Monday, January 11, 2010

The Second Semester: And so it begins...

     It's here. It's time. It's now. It's today. 
     The second semester has officially started. We arrived on campus on a very cold, very frosty, not-what-you'd-expect-in-South-Carolina-kind-of-January morning. I thought we had left frosty windshields and black ice behind in Richmond, but old man winter seemed to blow right on down I-85 straight into the Carolina's, and it was just flat out freeze-your-you-know-what off cold when we cranked up the car for our morning commute to the Lancaster campus.  Thanks to Sissey's new thirty-second Keurig coffee pot, we could load up on hot caffeinated drinks before heading out the door, giving us a little fiery ammunition before meeting that first blast of frigid air.
      We started the day with Sociology. The study of human societies, social groups and social interactions is just my cup of tea.  Being a professional voyeur will definitely come in handy in this class, especially now that I know "people watching" is actually a recognized method of experimentation and a highly-valued research strategy in the field of sociology.  It just has a fancier name..."participant observation," which means that the researcher (me) observes people (everybody else in the world) in normal settings and then tries to figure out what it all means. Turns out that most voyeurs are actually sociologists with fancy titles and good-paying, tenured positions in the world of academia. They are doing what I've been doing  all my life: observing people and writing about it, but  somewhere along the line, I missed the memo that said my obnoxious habit of voyeurism could actually be turned into a lucrative career. I'm just waiting for some  sociologist to do a little structural-functional analysis mingled with some underlying conflict theory and a hearty dose of symbolic interaction in order to come up with a current perspective on why this middle-aged white woman is living back at home, attending college with her daughter, and writing about the experience on the world wide web while earning no salary, no benefits, no tenure.  That'll keep'em busy for a while.
     After an hour and fifteen minutes of going over the syllabus, rules, attendance policy, class requirements, and assignments, we packed up our books and headed to History of Western Art. As we left the class at 12:15, a bewildered young man was wandering down the hallway, a slip of paper clutched in his hand and a confused expression on his face.
      "Could you tell me where Room 101 is located?" he asked as I passed by him (for some odd reason, the students seem to think I should know where they need to go and how they should get there; I am not offended in the slightest by the fact that they do not mistake me for one of their own.)
      "There isn't a Room 101 on this floor," I replied. " What class are you looking for?"
       "Is that your schedule?" I asked.
        He handed me the crumpled paper that listed all of his classes, the times and locations of each one clearly listed beside each course. As I glanced down the list, I realized the source of his confusion.  His schedule read "Sociology. 101. M/W. 11:00-12:15. Medf.221."
       "I think you just missed class," I began. "101 is the level of the course you are taking, not the room number. The class just met in Medford Room 221 and it's over now."

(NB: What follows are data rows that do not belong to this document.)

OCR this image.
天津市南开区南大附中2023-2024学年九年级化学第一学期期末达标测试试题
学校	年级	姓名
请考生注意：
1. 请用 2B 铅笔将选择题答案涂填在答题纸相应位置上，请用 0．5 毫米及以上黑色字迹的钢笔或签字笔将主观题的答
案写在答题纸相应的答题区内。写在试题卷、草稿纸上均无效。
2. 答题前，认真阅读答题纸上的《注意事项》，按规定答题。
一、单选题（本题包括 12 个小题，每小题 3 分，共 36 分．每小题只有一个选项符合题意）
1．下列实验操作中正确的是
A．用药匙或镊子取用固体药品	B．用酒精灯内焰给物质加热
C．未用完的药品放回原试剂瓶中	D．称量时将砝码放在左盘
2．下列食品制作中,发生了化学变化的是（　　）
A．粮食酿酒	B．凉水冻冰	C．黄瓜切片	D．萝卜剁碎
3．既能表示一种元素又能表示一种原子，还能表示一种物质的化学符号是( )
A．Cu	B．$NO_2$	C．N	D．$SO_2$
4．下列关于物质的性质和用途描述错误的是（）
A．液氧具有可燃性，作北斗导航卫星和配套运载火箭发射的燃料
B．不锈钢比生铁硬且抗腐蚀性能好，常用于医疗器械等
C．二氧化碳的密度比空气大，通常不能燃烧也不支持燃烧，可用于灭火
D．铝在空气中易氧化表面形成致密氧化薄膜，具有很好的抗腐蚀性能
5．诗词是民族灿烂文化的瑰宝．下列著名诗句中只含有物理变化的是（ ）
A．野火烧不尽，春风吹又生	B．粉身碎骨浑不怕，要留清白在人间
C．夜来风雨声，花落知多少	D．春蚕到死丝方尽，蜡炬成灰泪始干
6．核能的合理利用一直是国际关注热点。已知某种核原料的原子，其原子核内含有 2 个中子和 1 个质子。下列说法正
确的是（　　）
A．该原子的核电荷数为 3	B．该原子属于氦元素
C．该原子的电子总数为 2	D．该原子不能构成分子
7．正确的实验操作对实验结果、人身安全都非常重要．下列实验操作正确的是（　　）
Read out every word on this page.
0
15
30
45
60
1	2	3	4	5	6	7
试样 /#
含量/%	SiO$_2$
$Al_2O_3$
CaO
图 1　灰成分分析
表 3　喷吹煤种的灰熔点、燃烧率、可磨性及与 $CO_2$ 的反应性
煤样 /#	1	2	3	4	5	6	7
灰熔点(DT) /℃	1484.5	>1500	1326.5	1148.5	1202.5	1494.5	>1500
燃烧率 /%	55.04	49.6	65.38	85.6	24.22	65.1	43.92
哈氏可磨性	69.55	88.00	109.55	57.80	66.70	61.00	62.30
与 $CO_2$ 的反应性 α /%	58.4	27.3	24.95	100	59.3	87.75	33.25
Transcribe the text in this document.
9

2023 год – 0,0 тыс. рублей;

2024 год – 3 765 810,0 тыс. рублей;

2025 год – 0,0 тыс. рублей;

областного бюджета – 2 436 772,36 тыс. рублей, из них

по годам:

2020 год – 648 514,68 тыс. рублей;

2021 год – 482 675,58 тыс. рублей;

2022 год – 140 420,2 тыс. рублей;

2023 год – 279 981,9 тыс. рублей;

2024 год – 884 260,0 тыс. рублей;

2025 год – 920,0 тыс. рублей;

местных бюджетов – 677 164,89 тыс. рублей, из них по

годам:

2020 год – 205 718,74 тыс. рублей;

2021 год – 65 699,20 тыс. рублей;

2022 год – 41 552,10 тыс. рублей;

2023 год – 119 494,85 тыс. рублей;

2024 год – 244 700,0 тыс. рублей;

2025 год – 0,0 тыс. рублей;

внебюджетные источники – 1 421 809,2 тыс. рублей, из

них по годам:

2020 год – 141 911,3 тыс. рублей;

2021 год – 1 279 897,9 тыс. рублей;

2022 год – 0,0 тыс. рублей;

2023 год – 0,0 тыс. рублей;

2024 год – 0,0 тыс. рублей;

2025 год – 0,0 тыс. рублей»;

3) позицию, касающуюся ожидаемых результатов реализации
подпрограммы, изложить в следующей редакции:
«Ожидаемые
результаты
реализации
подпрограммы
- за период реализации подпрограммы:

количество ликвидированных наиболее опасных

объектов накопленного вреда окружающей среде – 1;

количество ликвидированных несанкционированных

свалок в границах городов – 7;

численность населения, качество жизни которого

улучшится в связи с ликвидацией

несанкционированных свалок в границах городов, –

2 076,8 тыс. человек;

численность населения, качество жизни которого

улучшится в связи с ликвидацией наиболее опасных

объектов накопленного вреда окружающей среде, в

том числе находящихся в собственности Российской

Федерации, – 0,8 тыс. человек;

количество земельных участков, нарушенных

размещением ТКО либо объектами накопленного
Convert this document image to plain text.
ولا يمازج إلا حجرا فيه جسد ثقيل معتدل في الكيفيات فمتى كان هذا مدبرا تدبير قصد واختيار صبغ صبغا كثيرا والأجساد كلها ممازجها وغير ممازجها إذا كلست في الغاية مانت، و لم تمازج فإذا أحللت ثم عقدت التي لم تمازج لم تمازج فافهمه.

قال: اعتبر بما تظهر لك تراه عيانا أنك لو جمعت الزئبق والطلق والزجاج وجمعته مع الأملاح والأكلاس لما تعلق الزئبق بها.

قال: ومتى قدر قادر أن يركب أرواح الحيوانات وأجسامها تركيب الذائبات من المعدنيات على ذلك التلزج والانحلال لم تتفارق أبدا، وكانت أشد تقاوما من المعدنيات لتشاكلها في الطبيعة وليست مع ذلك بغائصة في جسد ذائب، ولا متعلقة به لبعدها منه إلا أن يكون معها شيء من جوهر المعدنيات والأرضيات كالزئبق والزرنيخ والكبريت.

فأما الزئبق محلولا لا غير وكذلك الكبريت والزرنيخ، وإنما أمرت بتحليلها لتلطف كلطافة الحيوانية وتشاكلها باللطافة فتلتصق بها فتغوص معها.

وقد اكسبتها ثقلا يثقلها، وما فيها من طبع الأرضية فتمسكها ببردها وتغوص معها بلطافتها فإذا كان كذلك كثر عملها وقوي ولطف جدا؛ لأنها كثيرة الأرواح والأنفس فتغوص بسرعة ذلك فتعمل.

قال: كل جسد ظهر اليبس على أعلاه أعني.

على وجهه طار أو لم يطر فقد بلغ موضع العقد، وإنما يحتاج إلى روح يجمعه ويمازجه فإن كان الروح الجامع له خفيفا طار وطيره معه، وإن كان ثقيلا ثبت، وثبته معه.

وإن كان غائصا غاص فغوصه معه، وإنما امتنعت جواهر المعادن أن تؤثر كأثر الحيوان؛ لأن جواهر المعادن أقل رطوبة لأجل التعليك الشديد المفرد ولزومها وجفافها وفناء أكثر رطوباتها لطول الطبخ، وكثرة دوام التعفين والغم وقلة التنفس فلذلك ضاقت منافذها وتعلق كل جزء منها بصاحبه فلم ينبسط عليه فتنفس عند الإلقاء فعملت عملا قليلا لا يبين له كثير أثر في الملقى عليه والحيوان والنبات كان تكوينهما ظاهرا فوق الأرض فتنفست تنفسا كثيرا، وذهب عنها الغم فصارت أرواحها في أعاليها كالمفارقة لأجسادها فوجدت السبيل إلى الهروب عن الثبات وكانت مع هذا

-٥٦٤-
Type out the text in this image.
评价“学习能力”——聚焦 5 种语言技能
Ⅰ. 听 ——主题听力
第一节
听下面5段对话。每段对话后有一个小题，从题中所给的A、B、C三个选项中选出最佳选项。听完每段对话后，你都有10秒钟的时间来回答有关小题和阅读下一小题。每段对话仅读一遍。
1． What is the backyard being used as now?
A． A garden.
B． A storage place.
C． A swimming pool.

       "Oh," he mumbled, shaking his head as he retrieved his schedule.  I watched him as he ambled on down the hall and entered the classroom, either oblivious to what I had just told him or refusing to believe that he had managed to miss the entire class.  I would have loved to have stayed and done a little "participant observation" of the conversation that ensued when he entered the professor's empty classroom, but we had to hustle across campus to our next class and had no time for research.
      The rest of the day was rather uneventful, save for one minor melt-down when a certain young scholar became a little overwhelmed by the reality of her fully-loaded spring semester schedule and wailed, "What have I gotten myself into?"  After a good cry, some Psychology 101 therapeutic analysis, a little TLC,  and a great steak dinner, harmony and balance were restored to the household. I reminded her of her 4.0 President's List status from Semester One, assured her that the weight of the world and the future of mankind did not rest on her shoulders alone, and told her that even if she flunked out of college she would still be dearly loved and would continue to be a respected member of the family. She called her brother and father for some confirmation and inspiration, and with a relieved sigh headed off to bed.
     I, too, sighed a huge sigh of relief, rejoicing in the fact that I could simply be a "participant observer" in this journey back through the maze of academia, and that I never, ever, ever  had to be a nineteen year old college student again.